На первый взгляд полная идиллия, но затем становится заметна какая-то драма — беда, что скалит зубы из-за плеча, словно бабуин в зоопарке. А потом на фотоснимке в левом нижнем углу вдруг вспыхивают ярко-красные цветы, на которые вы даже не обратили внимания; теперь же они переносят вас в другое место, в другое время, бередят и тревожат память. И вот, наконец, вы начинаете понимать внутренние связи, замечать тайные узы между этими персонажами. А ведь узы и делают нас людьми: создают нас, поддерживают, утешают, показывают нам, что мы есть и что нам по-настоящему дорого.
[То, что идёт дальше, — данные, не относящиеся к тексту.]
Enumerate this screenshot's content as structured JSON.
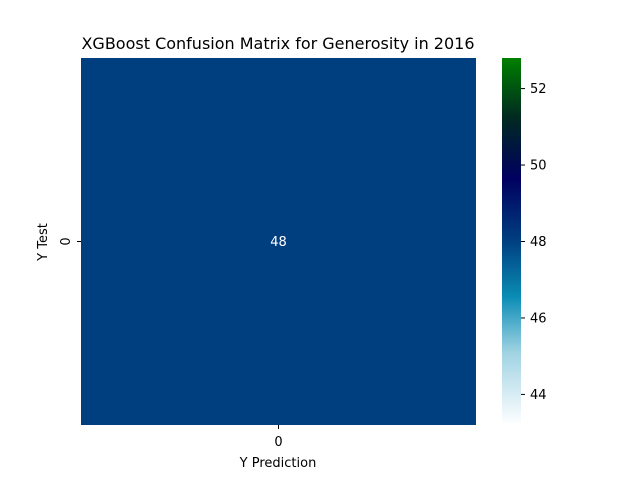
{
  "chart_data": {
    "type": "heatmap",
    "title": "XGBoost Confusion Matrix for Generosity in 2016",
    "xlabel": "Y Prediction",
    "ylabel": "Y Test",
    "x_categories": [
      "0"
    ],
    "y_categories": [
      "0"
    ],
    "matrix": [
      [
        48
      ]
    ],
    "annotations": [
      [
        "48"
      ]
    ],
    "colormap": "ocean_r",
    "cell_color": "#003F7F",
    "annotation_color": "#ffffff",
    "colorbar": {
      "vmin": 43.2,
      "vmax": 52.8,
      "ticks": [
        44,
        46,
        48,
        50,
        52
      ],
      "tick_labels": [
        "44",
        "46",
        "48",
        "50",
        "52"
      ],
      "position": "right"
    }
  }
}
Нельзя заранее знать, какой получится картинка в итоге. Обычно знаешь только одно: тебя что-то привлекло, зацепило в этих фигурах. И ты разглядываешь снимок до тех пор, пока не поймешь, что именно привлекло внимание.
Всмотримся же как следует.
Лет шесть или семь назад меня попросили написать о спортсменах-инвалидах. Я довольно часто ходила на наши местные чемпионаты для людей с ограниченными возможностями. Во-первых, там выступали несколько моих добрых знакомых, во-вторых, я вообще люблю спорт — неважно, с ограниченными возможностями или безграничными. Так что я пришла на соревнования с большим интересом, но совершенно не представляя, какая из этого выйдет статья.
На таких состязаниях все происходит очень медленно; это ведь не «Формула-1». Тем не менее в них есть свой азарт, и я изо всех сил аплодировала и делала заметки.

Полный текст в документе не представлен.